There was something close to consensus (translation: no one openly disagreed with me when I said this) that the traditional news media are dying, that online media are really cool, both for those who write for it and those who read it, but that so far no one can describe the business model that will enable purveyors of online news to pay a staff of reporters in the adorable way that newspapers did in the previous 35 years of my fabulous career. MinnPost, in case you don’t know, is a noble experiment along those lines.

‘CCO’s online guru, John Daenzer, appears to be trying to organize the bloggers into a small network to collectively sell online advertising, so perhaps that will take care of it. The handout said participants in the network can expect to “generate a target of $1.25 for every thousand impressions on your site,” so perhaps that won’t take care of it.

Everyone in the audience was technologically ahead of me and the gap has only grown since yesterday. ‘CCO rewarded me with a Dunn Bros gift card. I can’t tell how much is on there but it’s more than I was promised.

Eric Black writes about national and state politics, foreign affairs and other topics. He can be reached at eblack [at] minnpost [dot] com.

Comments (5)

  1. Submitted by Sally Rolczynski on 07/18/2008 - 05:11 pm.

    I am a loyal reader of the Star Tribune newspaper. I also enjoy reading MinnPost. And I am a big fan of Don Shelby.

    I fear the decline of newspapers, local television news and radio. What blogger is going to quit their job and fly themselves to Iraq to give me an impartial view of the situation?

    I believe it would be wise for ‘old media’ to work together to cover the news as cost-efficiently as possible. It seems bloggers are taking advantage of the old media model for now. What are they going to do without it?

  2. Submitted by Mike Keliher on 07/18/2008 - 01:30 pm.

    I’m really bummed I missed it.
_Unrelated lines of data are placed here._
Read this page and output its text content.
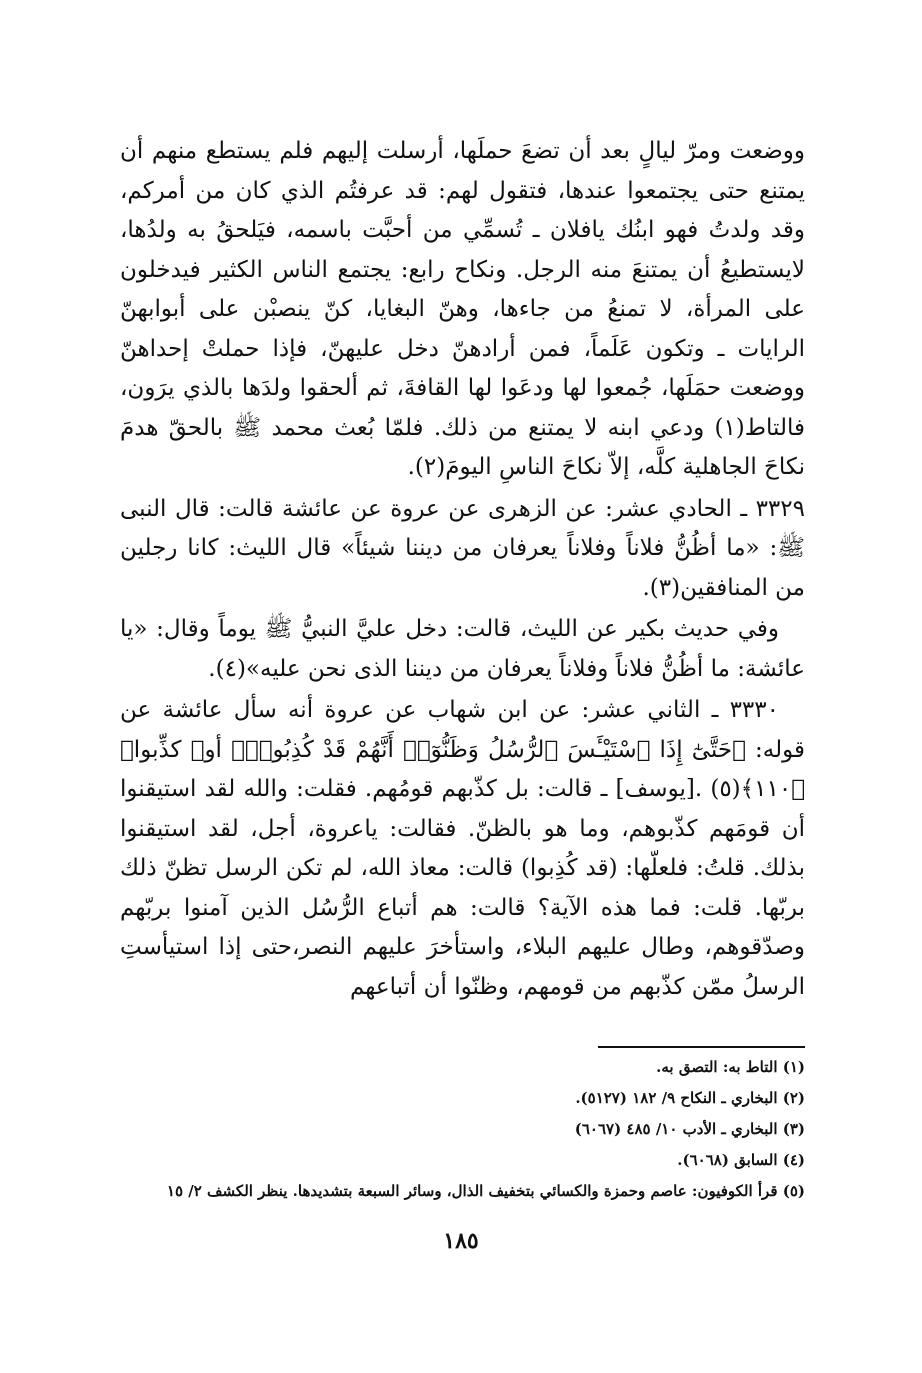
ووضعت ومرّ ليالٍ بعد أن تضعَ حملَها، أرسلت إليهم فلم يستطع منهم أن يمتنع حتى يجتمعوا عندها، فتقول لهم: قد عرفتُم الذي كان من أمركم، وقد ولدتُ فهو ابنُك يافلان ـ تُسمِّي من أحبَّت باسمه، فيَلحقُ به ولدُها، لايستطيعُ أن يمتنعَ منه الرجل. ونكاح رابع: يجتمع الناس الكثير فيدخلون على المرأة، لا تمنعُ من جاءها، وهنّ البغايا، كنّ ينصبْن على أبوابهنّ الرايات ـ وتكون عَلَماً، فمن أرادهنّ دخل عليهنّ، فإذا حملتْ إحداهنّ ووضعت حمَلَها، جُمعوا لها ودعَوا لها القافةَ، ثم ألحقوا ولدَها بالذي يرَون، فالتاط(١) ودعي ابنه لا يمتنع من ذلك. فلمّا بُعث محمد ﷺ بالحقّ هدمَ نكاحَ الجاهلية كلَّه، إلاّ نكاحَ الناسِ اليومَ(٢).

٣٣٢٩ ـ الحادي عشر: عن الزهرى عن عروة عن عائشة قالت: قال النبى ﷺ: «ما أظُنُّ فلاناً وفلاناً يعرفان من ديننا شيئاً» قال الليث: كانا رجلين من المنافقين(٣).

وفي حديث بكير عن الليث، قالت: دخل عليَّ النبيُّ ﷺ يوماً وقال: «يا عائشة: ما أظُنُّ فلاناً وفلاناً يعرفان من ديننا الذى نحن عليه»(٤).

٣٣٣٠ ـ الثاني عشر: عن ابن شهاب عن عروة أنه سأل عائشة عن قوله: ﴿حَتَّىٰٓ إِذَا ٱسْتَيْـَٔسَ ٱلرُّسُلُ وَظَنُّوٓا۟ أَنَّهُمْ قَدْ كُذِبُوا۟﴾ أو﴿ كذِّبوا﴾ ﴿١١٠﴾(٥) .[يوسف] ـ قالت: بل كذّبهم قومُهم. فقلت: والله لقد استيقنوا أن قومَهم كذّبوهم، وما هو بالظنّ. فقالت: ياعروة، أجل، لقد استيقنوا بذلك. قلتُ: فلعلّها: (قد كُذِبوا) قالت: معاذ الله، لم تكن الرسل تظنّ ذلك بربّها. قلت: فما هذه الآية؟ قالت: هم أتباع الرُّسُل الذين آمنوا بربّهم وصدّقوهم، وطال عليهم البلاء، واستأخرَ عليهم النصر،حتى إذا استيأستِ الرسلُ ممّن كذّبهم من قومهم، وظنّوا أن أتباعهم

(١) التاط به: التصق به.
(٢) البخاري ـ النكاح ٩/ ١٨٢ (٥١٢٧).
(٣) البخاري ـ الأدب ١٠/ ٤٨٥ (٦٠٦٧)
(٤) السابق (٦٠٦٨).
(٥) قرأ الكوفيون: عاصم وحمزة والكسائي بتخفيف الذال، وسائر السبعة بتشديدها. ينظر الكشف ٢/ ١٥
١٨٥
Hopefully I’ll catch the next one — if there is a next one.

  3. Submitted by Barbara Miller on 07/18/2008 - 12:49 pm.

    You know, there is something truly heartwarming about being able to check the little box by the comment log in that says, “Remember me for two weeks.” It helps me transcend the growing belief as a blogaholic that my 15 minutes has come and gone and that I/we still exist.

    Eric, FWIW, the Strib screwed up royally when it parted company with you (when you left to pursue other interests, whatever).

    Bless you for being out there on behalf of the bloggerhood. I totally get the rapidly growing technology gap thingie. Crikey!

    Write on!

  4. Submitted by Barbara Miller on 07/18/2008 - 12:51 pm.

    Shameless self-promotion moment:

    You know that thing about the technology gap? Forgot to add a link to my blog in the above comment.

    Tortoise Woman in Race Among Hares

  5. Submitted by Rick Ellis on 07/23/2008 - 01:26 am.

    At first, I was going to say that I’m annoyed that I wasn’t invited. Although now that I’ve heard about CCO’s online network, I don’t think I would have been a good fit.